Xiaomi: rotatividade de 27% no primeiro trimestre de 2019

A Xiaomi publicou os resultados financeiros alcançados no primeiro trimestre de 2019. Este Ă© o primeiro relatĂłrio apĂłs o anĂșncio da dupla estratĂ©gia anunciada pela empresa chinesa que se concentra inteiramente na Internet das Coisas e nos smartphones. Segundo os dados relatados, o faturamento total do fabricante de Shenzhen ficou em torno de 6,3 bilhĂ”es de dĂłlares. Esses resultados correspondem a uma aumento de 27,2% anualmente.

A margem de lucro, por outro lado, foi de US $ 303 milhĂ”es, com um crescimento de 22,4% indo muito alĂ©m das expectativas. Esse sucesso vem principalmente de difusĂŁo de produtos Xiaomi IoT. Durante o perĂ­odo do relatĂłrio, 171 milhĂ”es de dispositivos – excluindo smartphones e laptops – foram conectados Ă  plataforma IoT do gigante de Shenzhen igual a 70% a mais do que no mesmo perĂ­odo de 2018.

A tudo isso, acrescenta-se a expansĂŁo da Xiaomi para mercados internacionais, como o indiano e o europeu, que compensam a queda nas vendas na China, onde – segundo a IDC – a empresa de Lei Jun perdeu 10,2%. No primeiro trimestre de 2019, receita global de vendas de smartphones (27,9 milhĂ”es de unidades) foram US $ 3,9 bilhĂ”es, com dezesseis pontos percentuais a mais do que no ano passado. Isso levou a empresa a ser a quarta maior fabricante do mundo no mercado de smartphones. Uma posição que serĂĄ ameaçada pela OPPO que – como a Xiaomi – estĂĄ se abrindo para o internacional.

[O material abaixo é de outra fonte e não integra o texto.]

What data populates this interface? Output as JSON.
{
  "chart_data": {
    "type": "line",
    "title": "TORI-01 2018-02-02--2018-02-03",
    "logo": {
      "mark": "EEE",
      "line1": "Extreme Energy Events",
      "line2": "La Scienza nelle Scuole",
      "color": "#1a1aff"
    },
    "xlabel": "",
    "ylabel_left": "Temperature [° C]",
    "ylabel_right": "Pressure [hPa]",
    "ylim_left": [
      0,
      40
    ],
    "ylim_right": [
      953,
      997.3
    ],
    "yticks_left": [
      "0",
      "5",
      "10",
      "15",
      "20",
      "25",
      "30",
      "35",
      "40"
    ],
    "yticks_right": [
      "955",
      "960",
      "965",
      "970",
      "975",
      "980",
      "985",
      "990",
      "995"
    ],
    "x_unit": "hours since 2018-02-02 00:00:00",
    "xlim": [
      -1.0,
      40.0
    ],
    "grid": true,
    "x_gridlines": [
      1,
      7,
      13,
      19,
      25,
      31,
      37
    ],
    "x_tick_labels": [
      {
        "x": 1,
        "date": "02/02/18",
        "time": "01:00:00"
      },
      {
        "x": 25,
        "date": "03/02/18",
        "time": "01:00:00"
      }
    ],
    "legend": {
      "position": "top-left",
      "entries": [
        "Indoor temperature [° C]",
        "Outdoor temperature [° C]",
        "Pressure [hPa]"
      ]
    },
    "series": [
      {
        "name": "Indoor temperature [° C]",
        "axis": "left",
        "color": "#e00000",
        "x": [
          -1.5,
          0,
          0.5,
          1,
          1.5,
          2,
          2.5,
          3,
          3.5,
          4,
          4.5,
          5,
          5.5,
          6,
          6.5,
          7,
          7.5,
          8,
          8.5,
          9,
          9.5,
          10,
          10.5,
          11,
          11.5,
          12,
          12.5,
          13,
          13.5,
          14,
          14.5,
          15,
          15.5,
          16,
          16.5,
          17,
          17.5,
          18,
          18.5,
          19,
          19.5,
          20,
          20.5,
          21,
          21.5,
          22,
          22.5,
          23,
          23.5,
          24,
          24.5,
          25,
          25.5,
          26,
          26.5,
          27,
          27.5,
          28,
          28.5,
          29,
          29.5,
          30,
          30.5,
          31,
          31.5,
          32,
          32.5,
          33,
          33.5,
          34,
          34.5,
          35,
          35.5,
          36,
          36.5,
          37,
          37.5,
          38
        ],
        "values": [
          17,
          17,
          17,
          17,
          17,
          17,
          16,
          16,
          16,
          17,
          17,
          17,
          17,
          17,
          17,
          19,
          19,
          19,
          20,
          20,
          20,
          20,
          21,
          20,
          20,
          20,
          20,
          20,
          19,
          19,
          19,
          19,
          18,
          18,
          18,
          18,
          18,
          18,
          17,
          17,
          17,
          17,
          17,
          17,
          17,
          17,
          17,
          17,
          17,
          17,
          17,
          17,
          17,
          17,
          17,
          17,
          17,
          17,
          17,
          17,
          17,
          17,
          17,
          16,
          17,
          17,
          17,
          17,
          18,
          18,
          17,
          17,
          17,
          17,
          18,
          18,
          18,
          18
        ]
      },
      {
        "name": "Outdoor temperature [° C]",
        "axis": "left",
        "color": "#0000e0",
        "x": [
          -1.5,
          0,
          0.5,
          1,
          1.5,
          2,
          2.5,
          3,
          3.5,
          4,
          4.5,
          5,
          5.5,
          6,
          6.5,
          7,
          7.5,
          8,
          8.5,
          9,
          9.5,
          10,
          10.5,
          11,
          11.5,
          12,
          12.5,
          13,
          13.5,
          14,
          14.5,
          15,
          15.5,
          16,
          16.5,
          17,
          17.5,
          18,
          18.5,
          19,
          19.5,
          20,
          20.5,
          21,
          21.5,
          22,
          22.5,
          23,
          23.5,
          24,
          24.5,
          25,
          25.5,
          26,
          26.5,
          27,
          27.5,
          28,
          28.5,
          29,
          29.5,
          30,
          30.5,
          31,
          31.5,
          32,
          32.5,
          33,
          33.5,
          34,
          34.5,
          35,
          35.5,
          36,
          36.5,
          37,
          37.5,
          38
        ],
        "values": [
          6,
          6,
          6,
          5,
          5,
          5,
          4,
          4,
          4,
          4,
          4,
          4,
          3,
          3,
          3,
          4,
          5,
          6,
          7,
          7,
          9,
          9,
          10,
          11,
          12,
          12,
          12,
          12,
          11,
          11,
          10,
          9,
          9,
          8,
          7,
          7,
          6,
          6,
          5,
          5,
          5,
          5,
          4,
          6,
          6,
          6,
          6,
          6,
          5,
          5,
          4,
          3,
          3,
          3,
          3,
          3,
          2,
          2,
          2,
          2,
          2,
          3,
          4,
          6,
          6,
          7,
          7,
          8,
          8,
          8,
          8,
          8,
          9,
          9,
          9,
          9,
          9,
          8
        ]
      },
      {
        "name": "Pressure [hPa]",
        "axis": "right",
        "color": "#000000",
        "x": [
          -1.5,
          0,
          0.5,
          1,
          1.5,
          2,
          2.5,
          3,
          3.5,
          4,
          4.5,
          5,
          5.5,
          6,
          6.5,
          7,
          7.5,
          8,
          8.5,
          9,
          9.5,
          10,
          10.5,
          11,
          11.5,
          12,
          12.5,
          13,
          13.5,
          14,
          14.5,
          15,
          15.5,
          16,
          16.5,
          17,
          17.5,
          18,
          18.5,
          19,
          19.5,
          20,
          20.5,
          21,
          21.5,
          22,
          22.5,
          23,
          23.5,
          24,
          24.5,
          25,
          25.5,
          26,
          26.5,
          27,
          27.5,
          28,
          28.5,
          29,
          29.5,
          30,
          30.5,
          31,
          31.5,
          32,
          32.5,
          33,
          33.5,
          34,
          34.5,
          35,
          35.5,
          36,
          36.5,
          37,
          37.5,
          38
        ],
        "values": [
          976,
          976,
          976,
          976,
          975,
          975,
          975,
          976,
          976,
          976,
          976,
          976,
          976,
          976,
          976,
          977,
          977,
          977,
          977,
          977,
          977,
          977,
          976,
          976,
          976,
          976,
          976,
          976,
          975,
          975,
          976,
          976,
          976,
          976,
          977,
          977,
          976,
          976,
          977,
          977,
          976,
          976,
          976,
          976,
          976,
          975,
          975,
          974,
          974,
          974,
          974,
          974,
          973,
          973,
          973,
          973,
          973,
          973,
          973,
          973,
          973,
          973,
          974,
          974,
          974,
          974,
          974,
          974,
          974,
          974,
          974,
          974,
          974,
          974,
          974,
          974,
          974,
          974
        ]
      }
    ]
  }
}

O sucesso no setor de smartphones Ă© principalmente o resultado de dois dispositivos principais nos mercados internacionais: Redmi Note 7 e Mi 9. O primeiro vendeu mais de 4 milhĂ”es de unidades no primeiro trimestre, enquanto mais de 1,5 milhĂŁo de unidades do Mi 9 foram vendidas no inĂ­cio de abril de 2019, graças a preços agressivos e baratos. Em resumo, sĂŁo resultados excepcionais, mas serĂĄ necessĂĄrio entender se a Xiaomi – com a entrada em cena da Redmi como uma marca independente e da OPPO / Realme no mercado europeu – sempre serĂĄ capaz de manter seus objetivos altos.

A Redmi, de fato, a partir de janeiro começou a operar de forma independente e em breve lançarĂĄ o Redmi K20 Pro, que poderia ser o principal rival do MI 9 da Xiaomi, apresentando-se com uma folha de dados tĂ©cnicos muito semelhante. Portanto, serĂĄ necessĂĄrio para vocĂȘ junho diferenciar os produtos da controladora dos da Redmi para nĂŁo arriscar que sua prĂłpria criatura roube importantes quotas de mercado.